In Eq. (15), the prior and posterior distributions of \(\left(g,{\sigma }_{1}^{2}\right)\) are probability measures defined on the product space \({\rm T}_{1}\left({\mathbb{Q}}\right)\times {\mathbb{Q}}\). Specifically, the prior measure is the product measure \({\mu }_{0}\equiv \text{Gaussian }\left(0,{\mathcal{C}}_{g};\,{I}_{A}\right)\times IG(a, \, b)\) and the posterior measure \(\mu\) is absolutely continuous with respect to the prior measure. By using Bayesian formula, the Radon-Nikodym derivative of the posterior measure \(\mu\) is

$$\frac{d\mu }{d{\mu }_{0}}\left(g,{\sigma }_{1}^{2}\right)\propto L\left(g,{\sigma }_{1}^{2}\mid {f}_{1},{f}_{2}\right)$$

(B.1)

where \(L\left(\bullet ,\bullet \mid {f}_{1},{f}_{2}\right)\) is the likelihood function given by

$$L\left(g,{\sigma }_{1}^{2}\mid {f}_{1},{f}_{2}\right)\propto {\left(\frac{1}{{\sigma }_{1}^{2}}\right)}^{N/2}\mathit{exp}\left\{-\frac{1}{2{\sigma }_{1}^{2}}\mathit{SSE}(g)\right\}$$

(B.2)

$$SSE\left(g\right)=\sum_{i=1}^{N}{\left(q\left({f}_{1}\right)\left({t}_{i}\right)-q\left({f}_{2}\right)\left({\int }_{0}^{{t}_{i}}{exp}_{1}^{2}\left(g\right)\left(s\right){\text{ds}}\right)\times {exp}_{1}\left(g\right)\left({t}_{i}\right)\right)}^{2}$$

(B.3)

The Metropolis in Gibbs algorithm could be adopted to search the posterior distribution given by Eq. (B.1). At each iteration, the component \({\sigma }_{1}^{2}\) is updated with values extracted from the conditional distribution as follows:

$${\sigma }_{1}^{2}\mid g,{f}_{1},{f}_{2}\sim IG\left(\frac{N}{2}+a,\frac{1}{2}\mathit{SSE}(g)+b\right)$$

(B.4)

While the functional component \(g\) is updated by the Metropolis–Hastings step.

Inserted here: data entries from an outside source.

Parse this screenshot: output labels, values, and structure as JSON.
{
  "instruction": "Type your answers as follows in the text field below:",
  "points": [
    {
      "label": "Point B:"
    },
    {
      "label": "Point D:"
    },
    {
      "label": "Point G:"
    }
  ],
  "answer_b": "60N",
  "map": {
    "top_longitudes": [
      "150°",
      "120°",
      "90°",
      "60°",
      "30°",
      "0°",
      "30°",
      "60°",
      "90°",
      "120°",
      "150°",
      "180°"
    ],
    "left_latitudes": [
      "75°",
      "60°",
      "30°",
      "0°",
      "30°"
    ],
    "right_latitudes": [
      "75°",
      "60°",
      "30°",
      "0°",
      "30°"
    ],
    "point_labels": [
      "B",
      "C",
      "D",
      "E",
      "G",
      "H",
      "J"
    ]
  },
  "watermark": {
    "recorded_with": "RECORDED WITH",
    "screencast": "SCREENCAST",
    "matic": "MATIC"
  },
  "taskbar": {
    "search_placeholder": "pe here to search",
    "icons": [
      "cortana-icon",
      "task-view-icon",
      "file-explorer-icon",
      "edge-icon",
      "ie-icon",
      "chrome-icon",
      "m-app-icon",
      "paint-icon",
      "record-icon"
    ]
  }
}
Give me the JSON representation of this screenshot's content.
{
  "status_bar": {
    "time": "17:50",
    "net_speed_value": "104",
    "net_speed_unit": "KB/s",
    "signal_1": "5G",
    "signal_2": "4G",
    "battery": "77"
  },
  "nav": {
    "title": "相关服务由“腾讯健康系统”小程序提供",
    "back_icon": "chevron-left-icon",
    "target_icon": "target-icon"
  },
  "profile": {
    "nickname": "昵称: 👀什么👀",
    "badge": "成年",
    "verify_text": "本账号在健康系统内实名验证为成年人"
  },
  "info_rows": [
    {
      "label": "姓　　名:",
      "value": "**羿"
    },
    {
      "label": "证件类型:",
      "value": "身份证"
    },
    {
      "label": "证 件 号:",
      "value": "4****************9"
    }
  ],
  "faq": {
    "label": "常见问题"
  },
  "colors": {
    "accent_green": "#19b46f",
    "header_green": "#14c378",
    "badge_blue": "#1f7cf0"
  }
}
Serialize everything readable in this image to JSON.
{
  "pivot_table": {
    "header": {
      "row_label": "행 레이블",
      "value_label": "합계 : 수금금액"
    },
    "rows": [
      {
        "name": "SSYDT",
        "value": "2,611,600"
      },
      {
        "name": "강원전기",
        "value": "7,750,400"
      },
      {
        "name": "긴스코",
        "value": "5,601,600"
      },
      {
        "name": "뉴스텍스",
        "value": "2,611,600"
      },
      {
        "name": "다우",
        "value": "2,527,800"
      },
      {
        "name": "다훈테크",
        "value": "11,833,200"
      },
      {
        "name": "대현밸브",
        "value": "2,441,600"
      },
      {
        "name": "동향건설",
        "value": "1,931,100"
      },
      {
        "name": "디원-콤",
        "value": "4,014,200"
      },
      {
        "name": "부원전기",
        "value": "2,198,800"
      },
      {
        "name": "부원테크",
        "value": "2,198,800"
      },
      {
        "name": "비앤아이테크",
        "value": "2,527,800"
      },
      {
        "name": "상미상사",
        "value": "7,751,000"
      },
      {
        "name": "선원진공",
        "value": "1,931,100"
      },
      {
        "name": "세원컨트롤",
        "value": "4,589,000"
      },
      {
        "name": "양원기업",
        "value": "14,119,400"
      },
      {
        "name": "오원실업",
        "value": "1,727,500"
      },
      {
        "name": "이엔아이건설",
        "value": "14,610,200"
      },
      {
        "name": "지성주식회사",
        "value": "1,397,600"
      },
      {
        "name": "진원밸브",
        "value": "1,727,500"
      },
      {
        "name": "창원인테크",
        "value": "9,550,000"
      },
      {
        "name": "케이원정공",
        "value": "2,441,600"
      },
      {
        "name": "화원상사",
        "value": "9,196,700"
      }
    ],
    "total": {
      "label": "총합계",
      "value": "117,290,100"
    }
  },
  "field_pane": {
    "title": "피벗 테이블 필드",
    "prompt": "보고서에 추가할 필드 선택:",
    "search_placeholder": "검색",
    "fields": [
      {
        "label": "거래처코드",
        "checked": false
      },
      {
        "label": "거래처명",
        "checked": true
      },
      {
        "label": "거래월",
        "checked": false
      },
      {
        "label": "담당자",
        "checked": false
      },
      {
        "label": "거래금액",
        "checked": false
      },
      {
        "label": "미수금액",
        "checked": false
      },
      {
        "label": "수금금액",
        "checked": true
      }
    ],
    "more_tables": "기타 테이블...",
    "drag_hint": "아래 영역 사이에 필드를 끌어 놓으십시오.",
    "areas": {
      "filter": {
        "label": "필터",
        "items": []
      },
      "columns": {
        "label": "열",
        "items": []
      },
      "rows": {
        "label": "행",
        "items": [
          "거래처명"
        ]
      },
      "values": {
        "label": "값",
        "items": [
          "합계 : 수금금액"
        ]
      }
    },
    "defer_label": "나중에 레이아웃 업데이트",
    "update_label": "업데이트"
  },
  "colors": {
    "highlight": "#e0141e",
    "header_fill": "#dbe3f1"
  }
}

In this step, the functional component \(g\) could be obtained by the Z-mixture pCN algorithm, which is

$${g}^{\prime}\sim \sum_{z=1}^{Z}{p}_{z}Gaussian\left(g\sqrt{1-{\beta }_{z}^{2}},{\beta }_{z}^{2}{\mathcal{C}}_{g};\,{\text{I}}_{\text{A}}\right)$$

(B.5)

where \({g}^{\prime}\) is the updated functional component \(g\).